Figure 5: Upregulation of Podoplanin and PD-L1 is mediated by IFN-γ.

Figure 5:

(a – b): The median fluorescence intensity and quantitation of Podoplanin, PD-L1, and CD31 in cpLEC of wild-type and IFN-γ−/− C57BL/6J mice. n = 5 wild-type healthy mice, 5 wild-type EAE mice, 4 IFN-γ−/− EAE mice; data are represented as mean ± standard error of the mean. For Podoplanin MFI, wild-type healthy vs. wild-type EAE, p < 0.0001; wild-type healthy vs. IFN-γ−/− EAE, p = 0.0101; wild-type EAE vs. IFN-γ−/− EAE, p < 0.0001. For PD-L1 MFI, wild-type healthy vs. wild-type EAE, p < 0.0001; wild-type healthy vs. IFN-γ−/− EAE, p = 0.0020; wild-type EAE vs. IFN-γ−/− EAE, p = 0.0010. For CD31 MFI, wild-type healthy vs. wild-type EAE, p = 0.0043; wild-type healthy vs. IFN-γ−/− EAE, p < 0.0001; wild-type EAE vs. IFN-γ−/− EAE, p < 0.0001; one-way ANOVA with Tukey’s post-hoc multiple comparisons test.

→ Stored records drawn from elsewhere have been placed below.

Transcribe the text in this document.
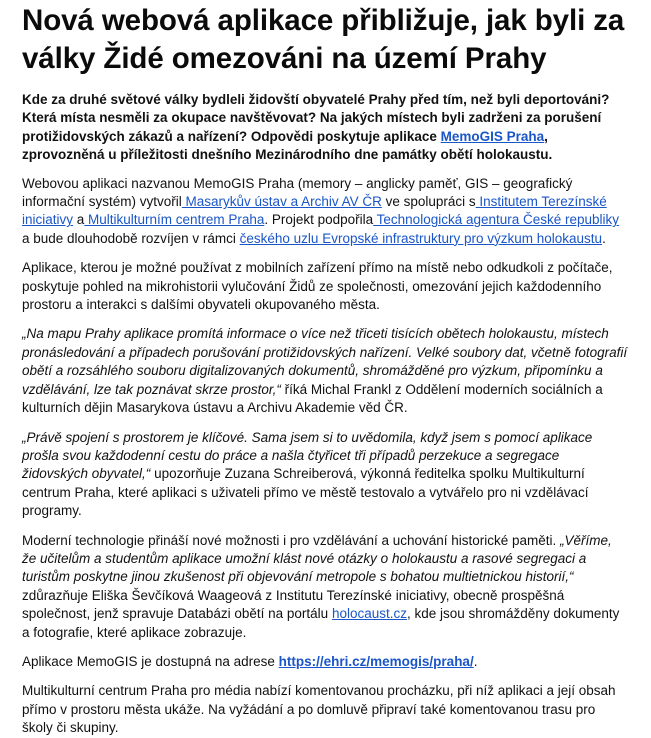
Nová webová aplikace přibližuje, jak byli za války Židé omezováni na území Prahy

Kde za druhé světové války bydleli židovští obyvatelé Prahy před tím, než byli deportováni? Která místa nesměli za okupace navštěvovat? Na jakých místech byli zadrženi za porušení protižidovských zákazů a nařízení? Odpovědi poskytuje aplikace MemoGIS Praha, zprovozněná u příležitosti dnešního Mezinárodního dne památky obětí holokaustu.

Webovou aplikaci nazvanou MemoGIS Praha (memory – anglicky paměť, GIS – geografický informační systém) vytvořil Masarykův ústav a Archiv AV ČR ve spolupráci s Institutem Terezínské iniciativy a Multikulturním centrem Praha. Projekt podpořila Technologická agentura České republiky a bude dlouhodobě rozvíjen v rámci českého uzlu Evropské infrastruktury pro výzkum holokaustu.

Aplikace, kterou je možné používat z mobilních zařízení přímo na místě nebo odkudkoli z počítače, poskytuje pohled na mikrohistorii vylučování Židů ze společnosti, omezování jejich každodenního prostoru a interakci s dalšími obyvateli okupovaného města.

„Na mapu Prahy aplikace promítá informace o více než třiceti tisících obětech holokaustu, místech pronásledování a případech porušování protižidovských nařízení. Velké soubory dat, včetně fotografií obětí a rozsáhlého souboru digitalizovaných dokumentů, shromážděné pro výzkum, připomínku a vzdělávání, lze tak poznávat skrze prostor,“ říká Michal Frankl z Oddělení moderních sociálních a kulturních dějin Masarykova ústavu a Archivu Akademie věd ČR.

„Právě spojení s prostorem je klíčové. Sama jsem si to uvědomila, když jsem s pomocí aplikace prošla svou každodenní cestu do práce a našla čtyřicet tři případů perzekuce a segregace židovských obyvatel,“ upozorňuje Zuzana Schreiberová, výkonná ředitelka spolku Multikulturní centrum Praha, které aplikaci s uživateli přímo ve městě testovalo a vytvářelo pro ni vzdělávací programy.

Moderní technologie přináší nové možnosti i pro vzdělávání a uchování historické paměti. „Věříme, že učitelům a studentům aplikace umožní klást nové otázky o holokaustu a rasové segregaci a turistům poskytne jinou zkušenost při objevování metropole s bohatou multietnickou historií,“ zdůrazňuje Eliška Ševčíková Waageová z Institutu Terezínské iniciativy, obecně prospěšná společnost, jenž spravuje Databázi obětí na portálu holocaust.cz, kde jsou shromážděny dokumenty a fotografie, které aplikace zobrazuje.

Aplikace MemoGIS je dostupná na adrese https://ehri.cz/memogis/praha/.

Multikulturní centrum Praha pro média nabízí komentovanou procházku, při níž aplikaci a její obsah přímo v prostoru města ukáže. Na vyžádání a po domluvě připraví také komentovanou trasu pro školy či skupiny.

(c – d): The median fluorescence intensity and quantitation of PD-L1 in dendritic cells of wild-type and IFN-γ−/− C57BL/6J mice. n = 5 wild-type healthy mice, 5 wild-type EAE mice, 4 IFN-γ−/− EAE mice; data are represented as mean ± standard error of the mean. For PD-L1 MFI, wild-type healthy vs. wild-type EAE, p < 0.0001; wild-type healthy vs. IFN-γ−/− EAE, p = 0.9314; wild-type EAE vs. IFN-γ−/− EAE, p < 0.0002; one-way ANOVA with Tukey’s post-hoc multiple comparisons test.

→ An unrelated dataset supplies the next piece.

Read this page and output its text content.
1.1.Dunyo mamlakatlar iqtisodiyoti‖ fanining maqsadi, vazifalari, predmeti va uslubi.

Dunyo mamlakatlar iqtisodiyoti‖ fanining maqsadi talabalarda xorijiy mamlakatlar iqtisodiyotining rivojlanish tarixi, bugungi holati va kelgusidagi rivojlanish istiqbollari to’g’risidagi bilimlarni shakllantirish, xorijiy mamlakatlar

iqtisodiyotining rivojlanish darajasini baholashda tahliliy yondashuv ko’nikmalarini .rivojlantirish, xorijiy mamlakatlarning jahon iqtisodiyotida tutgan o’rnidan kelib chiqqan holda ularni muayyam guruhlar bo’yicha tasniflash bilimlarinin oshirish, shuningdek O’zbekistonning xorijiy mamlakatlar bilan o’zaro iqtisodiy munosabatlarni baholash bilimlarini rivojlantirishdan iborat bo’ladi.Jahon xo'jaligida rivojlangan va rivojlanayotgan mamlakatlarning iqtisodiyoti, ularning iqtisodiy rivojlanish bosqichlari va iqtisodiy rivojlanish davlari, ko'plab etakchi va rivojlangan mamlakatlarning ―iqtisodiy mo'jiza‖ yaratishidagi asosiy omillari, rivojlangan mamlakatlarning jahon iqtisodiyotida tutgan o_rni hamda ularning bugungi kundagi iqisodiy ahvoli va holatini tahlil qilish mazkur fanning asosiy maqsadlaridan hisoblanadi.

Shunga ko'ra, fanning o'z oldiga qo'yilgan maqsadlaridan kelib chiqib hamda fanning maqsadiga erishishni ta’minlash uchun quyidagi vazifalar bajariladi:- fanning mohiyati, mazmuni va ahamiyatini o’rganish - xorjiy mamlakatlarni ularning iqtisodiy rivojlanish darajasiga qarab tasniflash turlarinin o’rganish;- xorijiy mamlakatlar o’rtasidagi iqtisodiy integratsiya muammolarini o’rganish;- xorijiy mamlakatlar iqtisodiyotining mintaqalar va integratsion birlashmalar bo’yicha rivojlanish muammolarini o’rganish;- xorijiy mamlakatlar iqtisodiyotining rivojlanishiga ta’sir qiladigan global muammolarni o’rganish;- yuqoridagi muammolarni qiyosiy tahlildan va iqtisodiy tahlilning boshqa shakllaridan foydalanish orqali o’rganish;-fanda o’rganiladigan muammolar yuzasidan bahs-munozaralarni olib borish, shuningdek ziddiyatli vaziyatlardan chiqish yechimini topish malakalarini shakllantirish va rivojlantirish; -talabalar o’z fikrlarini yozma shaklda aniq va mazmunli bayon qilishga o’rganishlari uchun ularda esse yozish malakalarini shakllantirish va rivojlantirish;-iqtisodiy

(e – f): Gating strategy for cpLECs collected from EAE mice were co-cultured for 24 h with 2D2 T-cells and treated with either a PD-L1 inhibitor or PBS control (e). Quantification of percent live (Ghost) 2D2 T-cells after 24 h of co-culture (f). n = 3 experimental replicates, pooled from 4 healthy and 4 EAE mice; data are represented as mean ± standard error of the mean. Control vs. PD-L1 inhibition, p = 0.0225; unpaired Student’s t-test.

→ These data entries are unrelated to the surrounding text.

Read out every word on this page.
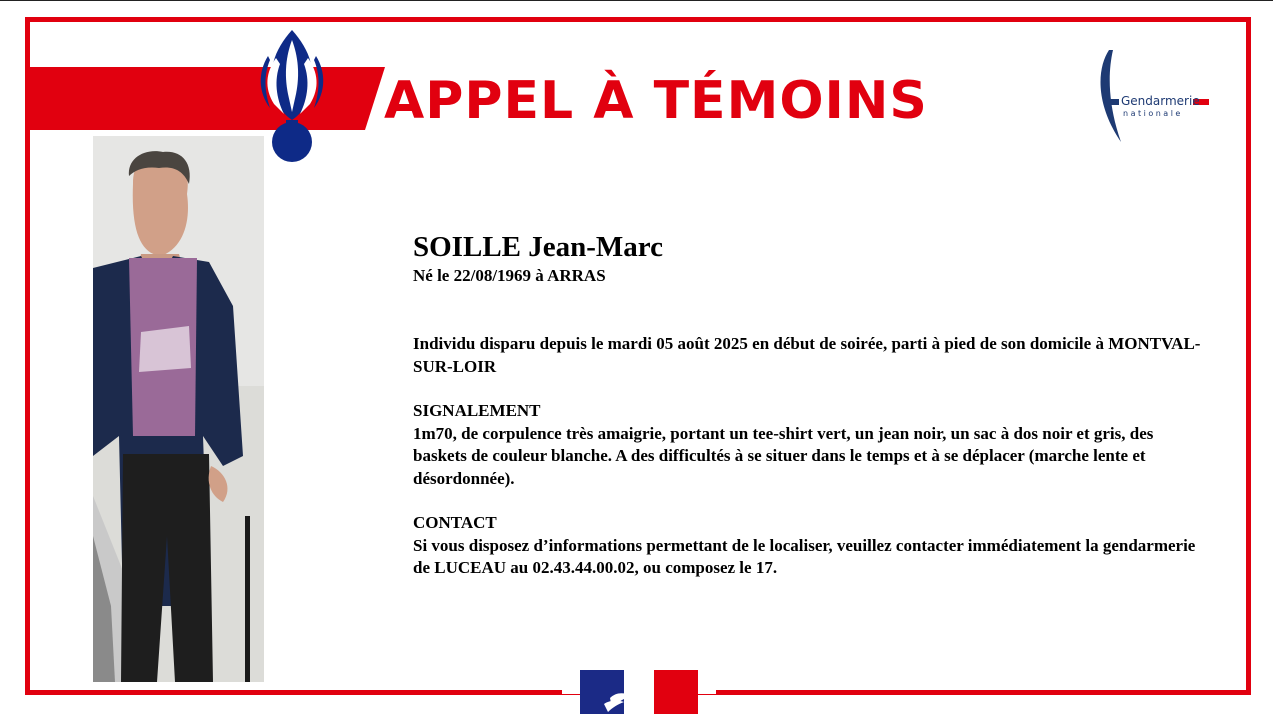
APPEL À TÉMOINS	Gendarmerie
nationale
SOILLE Jean-Marc
Né le 22/08/1969 à ARRAS
Individu disparu depuis le mardi 05 août 2025 en début de soirée, parti à pied de son domicile à MONTVAL-SUR-LOIR
SIGNALEMENT
1m70, de corpulence très amaigrie, portant un tee-shirt vert, un jean noir, un sac à dos noir et gris, des baskets de couleur blanche. A des difficultés à se situer dans le temps et à se déplacer (marche lente et désordonnée).
CONTACT
Si vous disposez d’informations permettant de le localiser, veuillez contacter immédiatement la gendarmerie de LUCEAU au 02.43.44.00.02, ou composez le 17.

(g – h): Gating strategy for cpLECs collected from EAE mice were co-cultured for 72 h with 2D2 T-cells with either a PD-L1 inhibitor or PBS control (g). Quantification of percent live (Ghost) 2D2 T-cells after 24 h of co-culture (h). n = 3 experimental replicates, pooled from 4 healthy and 4 EAE mice; data are represented as mean ± standard error of the mean. Control vs. PD-L1 inhibition, p = 0.0064; unpaired Student’s t-test.